Exploring Genomics' Gray Zone to Improve Cancer Treatment Options
February 15, 2017
Last year, UCSF launched the Molecular Oncology Initiative (MOI) to integrate molecular information found in most cancer types with the ever increasing number of therapeutics being developed in translational research and clinical practice.
The UCSF Molecular Tumor Board (MTB), a group of experts that reviews molecular findings, was formed to interpret findings from the UCSF 500 gene panel assay, a pioneering sequencing test developed at UCSF to find mutations in a patient’s cancer that particular medicines can attack.
“Right now, there are only a few genes where … we’ve found a predictable change in the gene and can recommend treatment without hesitation,” explains Michael Korn, MD, who’s also chair of the MTB. “That’s why the tumor board is there – to tackle this big gray zone in gene behavior and help physicians make correct diagnoses for their patients and deliver appropriate treatment.
“The MTB reviews findings obtained by the UCSF 500 gene panel assay,” he continues. “Our mission is to use the combined experience and intelligence of many people across UCSF to turn genomic findings into clinical recommendations for individual patients.”
Most recently, the reach of the MTB has been expanded beyond UCSF as outside oncologists are now able to submit their cases for discussion.The MTB takes advantage of its close collaboration with the UCSF Clinical Cancer Genomics Laboratory (CCGL), led by Boris Bastian, MD. Bastian’s laboratory provides the UCSF gene panel assay, which tests tumor DNA and the patient’s germline (inherited) DNA, which many commercial products do not test. The test can also provide information on inherited genetic changes that increase an individual’s risk of developing cancer.
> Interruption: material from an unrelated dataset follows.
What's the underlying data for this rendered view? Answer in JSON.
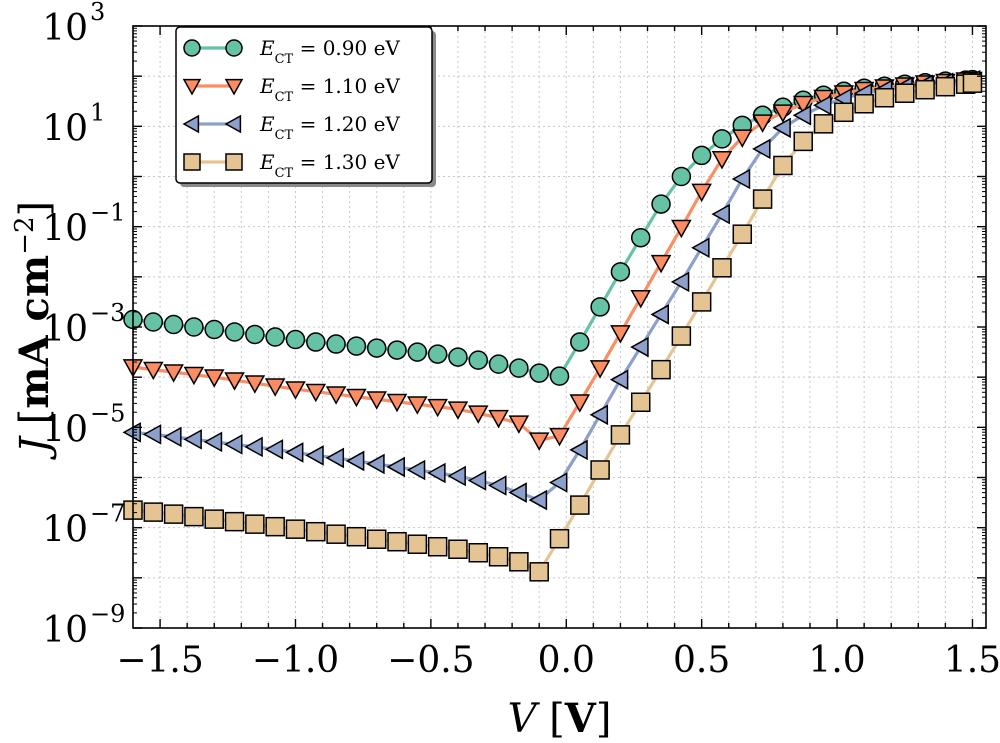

Since the inception of the MOI and MTB, more than 500 patient cases have been reviewed by the board. The UCSF 500 gene panel assay has also led to dramatic responses for some patients as a result of treatments tailored to their diseases’ molecular profiles. After their cases were reviewed by the MTB, their test results provided the rationale for enrolling them in clinical trials at UCSF.
“We were able to detect mutations in several individual patient germlines,” says Korn. “These findings benefitted not only the affected patients but also their entire families. This shows we are on a very promising path that will greatly influence how we diagnose and treat cancer here.”